Watch now: Celebrating by releasing balloons? Illinois would fine you this much under proposal
SPRINGFIELD — The Illinois House Energy and Environment Committee has advanced a pair of bills, one that would ban ceremonial balloon releases and another that would make utility companies responsible for the response to gas leaks.
House Bill 418, introduced by Rep. Sam Yingling, D-Grayslake, would impose a $500 penalty for first-time offenses when knowingly releasing balloons into the atmosphere, as in the case of celebrations and special events.
“Obviously, there are significant ecological impacts and there’s also significant infrastructure impact when these balloons land,” Yingling said. “Not only are they dangerous for our habitat but they also complicate our storm sewer systems and our water systems.”
While the bill passed unanimously on Monday, some representatives expressed concern that the initial fine was too steep a penalty.
Rep. Rita Mayfield, D-Waukegan, said individuals holding personal celebrations should not be subject to the penalty, while larger events such as weddings and special events should be subject to the higher penalties.
“I do understand the issue, but for just a general person out here who doesn’t know the law to slap them with a $500 penalty because they want to release balloons because their mother died of cancer, I just think is a bit extreme,” Mayfield said.
Yingling said the intent is to “prevent organized release of large quantities of these balloons.”
Yingling said he was working with representatives from the Illinois Environmental Protection Agency on amendments to include clarifying language, and said the fine could be decreased or eliminated for first-time offenses, or language shifted to focus more on organizational release of balloons.
Rep. Tim Butler, R-Springfield, described the initial $500 fine as a “penalty enhancement.”
“I do appreciate the sentiment of this legislation, I do think it’s important and whatever we can do to educate groups and organizations to stay away from balloon launches I think would be good,” Butler said.
Regulation of leaks
House Bill 705, introduced by Rep.

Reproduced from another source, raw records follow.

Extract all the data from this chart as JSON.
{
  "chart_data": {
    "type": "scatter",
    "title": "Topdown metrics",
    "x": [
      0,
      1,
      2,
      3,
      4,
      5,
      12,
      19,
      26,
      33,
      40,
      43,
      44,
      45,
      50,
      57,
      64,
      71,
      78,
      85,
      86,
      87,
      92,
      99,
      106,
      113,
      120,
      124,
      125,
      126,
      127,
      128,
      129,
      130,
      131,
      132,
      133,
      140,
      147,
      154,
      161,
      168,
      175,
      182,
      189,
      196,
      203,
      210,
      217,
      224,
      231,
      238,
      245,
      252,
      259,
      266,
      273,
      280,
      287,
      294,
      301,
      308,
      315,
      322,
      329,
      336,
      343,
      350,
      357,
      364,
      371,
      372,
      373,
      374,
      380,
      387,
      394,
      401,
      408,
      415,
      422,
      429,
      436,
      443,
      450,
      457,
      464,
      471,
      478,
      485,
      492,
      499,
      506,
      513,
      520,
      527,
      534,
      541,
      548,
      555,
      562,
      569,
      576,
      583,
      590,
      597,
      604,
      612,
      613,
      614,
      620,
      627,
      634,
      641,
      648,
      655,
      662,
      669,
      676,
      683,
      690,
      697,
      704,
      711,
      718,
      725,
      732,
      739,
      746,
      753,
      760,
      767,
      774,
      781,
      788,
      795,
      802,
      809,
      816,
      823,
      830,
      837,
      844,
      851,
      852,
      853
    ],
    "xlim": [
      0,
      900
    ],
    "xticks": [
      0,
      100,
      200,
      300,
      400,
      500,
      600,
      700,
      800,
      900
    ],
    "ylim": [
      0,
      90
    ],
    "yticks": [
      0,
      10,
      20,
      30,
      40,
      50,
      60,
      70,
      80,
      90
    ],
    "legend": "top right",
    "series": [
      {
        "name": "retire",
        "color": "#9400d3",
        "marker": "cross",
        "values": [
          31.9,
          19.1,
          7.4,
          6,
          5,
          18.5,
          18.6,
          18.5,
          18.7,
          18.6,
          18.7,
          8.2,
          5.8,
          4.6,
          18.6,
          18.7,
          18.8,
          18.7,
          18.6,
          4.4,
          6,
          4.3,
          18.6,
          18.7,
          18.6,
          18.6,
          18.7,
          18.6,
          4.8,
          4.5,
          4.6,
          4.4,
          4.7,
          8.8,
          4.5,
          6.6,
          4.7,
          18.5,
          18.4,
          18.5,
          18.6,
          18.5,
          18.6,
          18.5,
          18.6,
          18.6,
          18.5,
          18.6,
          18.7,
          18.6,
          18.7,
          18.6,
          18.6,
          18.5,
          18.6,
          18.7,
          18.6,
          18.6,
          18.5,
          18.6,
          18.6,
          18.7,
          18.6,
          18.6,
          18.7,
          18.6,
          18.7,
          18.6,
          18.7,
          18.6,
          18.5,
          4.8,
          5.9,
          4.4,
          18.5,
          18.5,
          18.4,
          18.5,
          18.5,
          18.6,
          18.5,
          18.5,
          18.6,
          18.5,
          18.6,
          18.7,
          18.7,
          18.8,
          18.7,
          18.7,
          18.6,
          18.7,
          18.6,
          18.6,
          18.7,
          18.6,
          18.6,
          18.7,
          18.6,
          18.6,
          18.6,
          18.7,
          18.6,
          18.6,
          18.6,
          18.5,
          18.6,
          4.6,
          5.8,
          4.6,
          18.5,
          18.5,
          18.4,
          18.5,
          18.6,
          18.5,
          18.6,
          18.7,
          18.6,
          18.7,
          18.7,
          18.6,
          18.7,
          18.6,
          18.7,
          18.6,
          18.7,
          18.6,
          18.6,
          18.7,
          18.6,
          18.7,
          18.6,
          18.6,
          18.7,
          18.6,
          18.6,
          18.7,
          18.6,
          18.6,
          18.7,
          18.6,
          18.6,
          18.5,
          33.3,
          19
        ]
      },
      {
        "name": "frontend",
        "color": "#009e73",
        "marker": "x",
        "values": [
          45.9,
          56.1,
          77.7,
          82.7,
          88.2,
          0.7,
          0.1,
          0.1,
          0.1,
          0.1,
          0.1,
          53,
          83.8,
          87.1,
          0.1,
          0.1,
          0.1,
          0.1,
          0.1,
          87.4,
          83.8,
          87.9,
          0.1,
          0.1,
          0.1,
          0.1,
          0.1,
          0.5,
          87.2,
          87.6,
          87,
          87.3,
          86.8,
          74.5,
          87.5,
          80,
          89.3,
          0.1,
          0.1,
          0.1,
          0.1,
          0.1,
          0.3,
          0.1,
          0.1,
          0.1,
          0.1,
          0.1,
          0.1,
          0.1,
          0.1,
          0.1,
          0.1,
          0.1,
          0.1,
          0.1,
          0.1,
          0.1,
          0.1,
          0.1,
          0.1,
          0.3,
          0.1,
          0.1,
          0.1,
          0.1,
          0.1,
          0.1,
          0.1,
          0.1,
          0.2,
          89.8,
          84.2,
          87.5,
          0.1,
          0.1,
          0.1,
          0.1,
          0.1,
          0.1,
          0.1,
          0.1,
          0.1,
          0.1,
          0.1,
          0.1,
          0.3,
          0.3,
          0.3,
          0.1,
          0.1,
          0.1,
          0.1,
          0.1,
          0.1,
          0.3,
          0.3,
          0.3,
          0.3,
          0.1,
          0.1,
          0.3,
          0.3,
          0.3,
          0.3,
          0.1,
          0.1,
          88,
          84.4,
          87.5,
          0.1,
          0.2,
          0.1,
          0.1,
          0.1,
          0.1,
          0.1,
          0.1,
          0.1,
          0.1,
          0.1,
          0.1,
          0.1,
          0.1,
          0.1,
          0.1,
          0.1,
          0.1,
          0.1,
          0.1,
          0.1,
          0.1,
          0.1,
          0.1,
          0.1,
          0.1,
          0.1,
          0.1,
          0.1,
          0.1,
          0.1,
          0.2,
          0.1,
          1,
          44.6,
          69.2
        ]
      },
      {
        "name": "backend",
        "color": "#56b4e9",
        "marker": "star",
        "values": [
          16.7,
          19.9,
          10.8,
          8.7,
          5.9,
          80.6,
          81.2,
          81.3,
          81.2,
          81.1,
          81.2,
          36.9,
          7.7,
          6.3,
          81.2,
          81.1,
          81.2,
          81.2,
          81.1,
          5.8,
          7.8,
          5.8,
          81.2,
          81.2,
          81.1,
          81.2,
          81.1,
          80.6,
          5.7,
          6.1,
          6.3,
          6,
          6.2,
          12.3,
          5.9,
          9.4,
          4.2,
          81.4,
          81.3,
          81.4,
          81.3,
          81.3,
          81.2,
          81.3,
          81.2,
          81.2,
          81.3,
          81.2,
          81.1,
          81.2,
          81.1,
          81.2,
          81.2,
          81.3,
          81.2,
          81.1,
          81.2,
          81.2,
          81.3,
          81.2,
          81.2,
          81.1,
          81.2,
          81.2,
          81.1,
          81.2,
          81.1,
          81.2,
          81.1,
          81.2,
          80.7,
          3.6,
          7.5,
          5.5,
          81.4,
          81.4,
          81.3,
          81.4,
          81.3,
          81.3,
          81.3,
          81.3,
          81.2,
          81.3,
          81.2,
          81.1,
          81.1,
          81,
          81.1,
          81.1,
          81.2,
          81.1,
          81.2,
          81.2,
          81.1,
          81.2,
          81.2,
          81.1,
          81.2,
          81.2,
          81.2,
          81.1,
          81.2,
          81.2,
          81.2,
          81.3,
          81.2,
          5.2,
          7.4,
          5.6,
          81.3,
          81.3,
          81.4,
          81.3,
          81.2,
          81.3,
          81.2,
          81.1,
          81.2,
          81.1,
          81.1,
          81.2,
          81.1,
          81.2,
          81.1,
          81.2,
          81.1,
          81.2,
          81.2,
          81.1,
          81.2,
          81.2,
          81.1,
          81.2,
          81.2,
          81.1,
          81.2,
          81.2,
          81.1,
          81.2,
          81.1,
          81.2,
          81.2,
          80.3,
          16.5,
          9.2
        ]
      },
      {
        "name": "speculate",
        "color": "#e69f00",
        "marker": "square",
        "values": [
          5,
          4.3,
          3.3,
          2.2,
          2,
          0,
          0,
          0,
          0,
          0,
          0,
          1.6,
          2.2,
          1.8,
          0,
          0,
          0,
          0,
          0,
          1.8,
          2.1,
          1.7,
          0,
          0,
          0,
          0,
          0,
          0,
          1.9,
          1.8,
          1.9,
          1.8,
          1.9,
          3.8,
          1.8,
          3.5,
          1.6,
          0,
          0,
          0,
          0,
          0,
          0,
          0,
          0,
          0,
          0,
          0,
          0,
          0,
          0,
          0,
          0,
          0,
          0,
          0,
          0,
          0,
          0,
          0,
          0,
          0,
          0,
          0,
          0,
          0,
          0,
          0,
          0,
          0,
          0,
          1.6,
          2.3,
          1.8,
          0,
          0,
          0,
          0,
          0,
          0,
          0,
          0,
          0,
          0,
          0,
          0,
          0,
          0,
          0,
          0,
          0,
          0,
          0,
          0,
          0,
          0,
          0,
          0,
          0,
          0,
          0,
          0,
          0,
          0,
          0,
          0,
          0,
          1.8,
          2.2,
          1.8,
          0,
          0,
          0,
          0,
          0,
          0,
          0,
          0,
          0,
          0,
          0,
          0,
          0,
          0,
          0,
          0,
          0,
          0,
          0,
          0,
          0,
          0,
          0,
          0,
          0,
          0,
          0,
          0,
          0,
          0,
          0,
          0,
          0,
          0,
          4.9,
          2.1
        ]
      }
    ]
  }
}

Bob Morgan, D-Deerfield, aims to close what he described as a “gap” in the state’s environmental policy pertaining to responsibility for gas leaks.
Morgan said the legislation was inspired in the wake of an investigative story that exposed methane gas leaking from a Nicor underground storage facility in LaSalle County.
“This legislation very simply would create mechanisms, requirements and obligations that are enforceable against utilities in the event of a leak or those that have an underground natural gas storage facility,” Morgan said.
Per the bill, gas companies would be responsible for a number of actions following the discovery of a facility leak, including installing monitors, offering gas-water separators, providing lodging accommodations when gas levels are deemed explosive, and undertaking comprehensive inspections.
The Illinois Environmental Council spoke in favor of the bill, while Nicor Gas took no position.
“We want to make sure these communities are protected when these leaks occur, and our bill sets parameters on how residents and property owners are to be treated in the case of a verified leak,” said Ariel Hampton of the Illinois Environmental Council.
Litesa Wallace, director of government relations for Nicor Gas, said Nicor “did as it should have” in response to the initial leak that sparked the legislation, and conversations are continuing on how the bill could be adapted and how the company could further protect communities from gas leaks.
“We want to be able to make sure that it’s not only consistent with industry standard, with EPA, DNR, and other regulatory standards, but also does what’s best for the people and families that we serve as a utility,” Wallace said.
The bill passed unanimously, but Morgan said he would plan to take steps to impose additional regulations on the issue moving forward.
“I do think that we have a gap that we need to address. This legislation does not do that,” Morgan said. “But I will be pushing forward with conversations with this committee and the legislature to make sure that we address it to keep people’s water safe.”